Ésotérisme et poésie

Et si la poésie demeurait, dans un monde amnésique et détraqué, emballé sous son propre poids, le lieu où se conserve l’essentiel, voire même le sacré. Il ne faudrait alors peut-être pas tant se récrier sur l’indifférence populaire à l’égard de la poésie que plutôt garder confiance et préserver cette perle du trésor de la langue.

L’idée n’est pas si saugrenue. J’en veux pour preuves deux exemples.

Le premier concerne l’invention du zéro en Inde aux alentours du Vème siècle de notre ère. Cette découverte, déterminante pour l’histoire des mathématiques (songeons à l’importance actuelle, hélas, du langage binaire, composé de 0 et de 1, ou à la prégnance des algorithmes – du nom de Al-Khârezmi, grand mathématicien arabe inventeur de l’algèbre), cette découverte, donc, s’est en effet transmise, les premiers temps, à l’aide de poèmes cryptés. L’agencement des syllabes (des pieds) dans les vers du poème indiquait de manière occulte le secret du zéro de position (voir, pour plus de détails, le livre de Gilles Cosandey, Le secret de l’Occident ). Ce n’est que bien plus tard que le secret se divulgua et que les Arabes, ces grands passeurs d’alors, le diffusèrent jusqu’en Europe avec les autres chiffres autour de l’an 1000 à Al-Andalus, dans l’actuelle Espagne. Où comment une invention qui allait révolutionner le monde fut en quelque sorte initialement couvée dans de petits poèmes.
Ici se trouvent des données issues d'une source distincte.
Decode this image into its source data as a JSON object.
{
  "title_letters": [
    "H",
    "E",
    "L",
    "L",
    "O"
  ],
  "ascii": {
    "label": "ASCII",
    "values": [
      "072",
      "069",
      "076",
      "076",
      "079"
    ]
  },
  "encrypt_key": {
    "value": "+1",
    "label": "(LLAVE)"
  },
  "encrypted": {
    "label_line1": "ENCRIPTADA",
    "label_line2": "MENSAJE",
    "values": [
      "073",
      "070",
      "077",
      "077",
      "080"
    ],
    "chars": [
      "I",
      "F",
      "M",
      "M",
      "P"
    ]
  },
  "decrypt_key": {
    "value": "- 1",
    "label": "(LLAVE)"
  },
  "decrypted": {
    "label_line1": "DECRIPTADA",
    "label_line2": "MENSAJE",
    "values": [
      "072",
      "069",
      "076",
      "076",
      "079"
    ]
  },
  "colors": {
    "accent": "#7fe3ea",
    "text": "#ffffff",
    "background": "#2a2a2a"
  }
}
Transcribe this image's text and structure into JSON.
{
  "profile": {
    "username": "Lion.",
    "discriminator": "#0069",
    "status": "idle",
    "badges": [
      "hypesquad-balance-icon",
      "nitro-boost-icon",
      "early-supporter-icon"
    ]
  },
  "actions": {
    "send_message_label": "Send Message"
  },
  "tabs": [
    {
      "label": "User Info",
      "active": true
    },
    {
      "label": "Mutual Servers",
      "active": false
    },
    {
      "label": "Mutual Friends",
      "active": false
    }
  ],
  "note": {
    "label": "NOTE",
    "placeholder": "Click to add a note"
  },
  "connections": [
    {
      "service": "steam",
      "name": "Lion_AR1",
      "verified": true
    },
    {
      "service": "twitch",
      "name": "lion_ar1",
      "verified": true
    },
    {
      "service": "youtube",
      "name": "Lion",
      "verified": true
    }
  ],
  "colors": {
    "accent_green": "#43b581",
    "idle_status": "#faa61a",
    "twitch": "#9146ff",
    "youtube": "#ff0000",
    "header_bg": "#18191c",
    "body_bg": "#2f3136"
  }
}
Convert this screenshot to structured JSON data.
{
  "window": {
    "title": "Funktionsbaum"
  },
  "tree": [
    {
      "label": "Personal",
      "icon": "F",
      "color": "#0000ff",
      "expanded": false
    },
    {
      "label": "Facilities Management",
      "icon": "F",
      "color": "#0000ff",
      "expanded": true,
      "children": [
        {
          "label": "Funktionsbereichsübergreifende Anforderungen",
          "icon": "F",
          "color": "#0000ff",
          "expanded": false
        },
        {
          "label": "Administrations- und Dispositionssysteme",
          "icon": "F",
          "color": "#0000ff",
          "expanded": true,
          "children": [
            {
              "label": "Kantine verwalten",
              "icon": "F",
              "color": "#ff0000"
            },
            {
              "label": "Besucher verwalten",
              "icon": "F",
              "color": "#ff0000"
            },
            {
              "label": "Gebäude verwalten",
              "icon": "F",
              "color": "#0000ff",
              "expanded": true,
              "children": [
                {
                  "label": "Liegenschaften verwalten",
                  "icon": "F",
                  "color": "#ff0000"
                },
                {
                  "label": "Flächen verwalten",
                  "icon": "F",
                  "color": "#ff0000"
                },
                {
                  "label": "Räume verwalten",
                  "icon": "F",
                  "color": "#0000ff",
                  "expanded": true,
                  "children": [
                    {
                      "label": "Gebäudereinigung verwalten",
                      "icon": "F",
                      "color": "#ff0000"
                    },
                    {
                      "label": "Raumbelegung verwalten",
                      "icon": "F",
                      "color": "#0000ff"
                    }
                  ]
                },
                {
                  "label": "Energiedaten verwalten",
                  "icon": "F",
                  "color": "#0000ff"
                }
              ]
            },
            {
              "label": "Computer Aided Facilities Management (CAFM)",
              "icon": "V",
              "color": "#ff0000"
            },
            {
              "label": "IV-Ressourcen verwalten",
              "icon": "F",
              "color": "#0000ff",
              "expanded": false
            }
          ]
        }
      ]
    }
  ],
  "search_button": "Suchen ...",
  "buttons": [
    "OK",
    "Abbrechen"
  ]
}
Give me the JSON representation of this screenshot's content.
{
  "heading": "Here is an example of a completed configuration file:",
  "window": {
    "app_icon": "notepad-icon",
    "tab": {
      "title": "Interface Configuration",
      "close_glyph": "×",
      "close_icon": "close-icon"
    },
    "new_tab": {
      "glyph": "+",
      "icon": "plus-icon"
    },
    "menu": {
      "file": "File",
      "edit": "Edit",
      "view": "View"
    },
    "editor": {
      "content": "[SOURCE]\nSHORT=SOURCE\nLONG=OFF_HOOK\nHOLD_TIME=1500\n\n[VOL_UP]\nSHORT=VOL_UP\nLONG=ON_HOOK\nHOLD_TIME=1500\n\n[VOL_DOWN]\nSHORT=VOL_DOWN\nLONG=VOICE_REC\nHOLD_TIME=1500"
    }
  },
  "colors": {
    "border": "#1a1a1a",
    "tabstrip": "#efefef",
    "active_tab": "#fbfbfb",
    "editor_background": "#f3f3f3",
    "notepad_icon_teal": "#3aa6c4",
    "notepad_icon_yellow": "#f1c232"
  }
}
L’autre exemple concerne la poésie ésotérique, ou le sens ésotérique d’un poème, qu’on retrouve à travers les siècles dans diverses traditions. L’idée-clé, présente dans tous les textes sacrés, est que ces derniers recèlent aussi un sens secret, symbolique, allégorique, spirituel ou métaphysique, et que c’est ce sens dit ésotérique qui constitue l’essentiel du texte, tout comme le noyau d’un fruit, pour reprendre une métaphore traditionnelle. L’herméneutique, cet art de l’interprétation des textes sacrés, constitue alors la capacité à déceler d’autres sens dans les textes et à y retrouver les perles qu’on n’a pas forcément souhaité voir éclore sur toutes les lèvres.

Bien entendu, ces quelques mots font surgir quelques questions troublantes et fondamentales. Comment apprend-on à déceler le sens secret d’un texte ? Doit-on transmettre ce savoir ? Sous quelle forme ? Esotérique aussi dans une sorte de mise en abyme ? Ou encore exotérique, au risque de donner, comme on dit, de la confiture ou des perles aux cochons ? La poésie pourrait être la voie, et de fait elle le fut longtemps et dans de nombreuses traditions, pour transmettre ce savoir d’une façon occulte et plaisante, et a priori innocente. En tout état de cause, tout cela doit nous conforter dans l’idée qu’il n’y a pas à se lamenter outre mesure sur le prosaïsme de notre monde, sa nullité, son intranscendance ou sa bêtise, mais plutôt s’occuper de notre jardin secret en apprenant à y cultiver (à conserver et à transmettre) discrètement le sens sacré des textes. Vaste et beau programme, j’espère que vous en conviendrez.